38 I am of the view that the appropriate course in this case both practically and theoretically is to take the course proposed by the learned presiding judge. It is for those reasons, in addition to those he has given, that I agree with that course.
39 HULME J: The court has now had the benefit of submissions by the parties on the topic of the appropriate orders to be made to reflect the court's intention as expressed earlier.
40 The following orders will express that intention:
1. Leave to appeal is granted.
2. The appeal against the sentences imposed by Naughton DCJ on the applicant on 5 December 2002 in respect of counts 1, 2 and 3 are dismissed.
3. The appeal against the sentence imposed by Naughton DCJ on the applicant on 5 December 2002 on count 4 is allowed and that sentence is quashed.
4. In respect of count 4 the applicant is sentenced to imprisonment for two years commencing on 5 December 2005 and expiring on 4 December 2007, such term to include a non-parole period of nine months commencing on 5 December 2005 and expiring on 4 September 2006.
5. The court directs that at the expiration of the non-parole period the applicant be released to supervised parole on the terms envisaged by regulation 217 of the Crimes (Administration of Sentences) Regulations .
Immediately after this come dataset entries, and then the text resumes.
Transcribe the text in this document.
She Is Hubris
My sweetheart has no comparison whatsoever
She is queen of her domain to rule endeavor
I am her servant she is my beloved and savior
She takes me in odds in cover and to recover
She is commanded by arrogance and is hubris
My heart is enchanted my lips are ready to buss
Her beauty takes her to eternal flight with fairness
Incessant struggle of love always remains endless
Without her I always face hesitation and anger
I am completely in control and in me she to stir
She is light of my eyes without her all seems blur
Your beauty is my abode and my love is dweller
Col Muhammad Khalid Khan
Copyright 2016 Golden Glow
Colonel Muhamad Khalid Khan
6. The earliest date upon which the applicant will be eligible for release on parole is 5 September 2006.
41 The court records that there are special circumstances being the accumulation of the sentences imposed by Naughton DCJ, the absence of non-parole periods in respect of the sentences imposed on counts 1, 2 and 3, the applicant's age and his need for rehabilitation in particular arising from his alcoholism.
42 The court recommends to the parole authorities that on the applicant's release to parole he be subject to appropriate treatment for that alcoholism.
43 We note also that although reasons for this course were not expressed by Naughton DCJ it is apparent that no non-parole periods were fixed on counts 1, 2 and 3, having regard to the total number and structure of the sentences.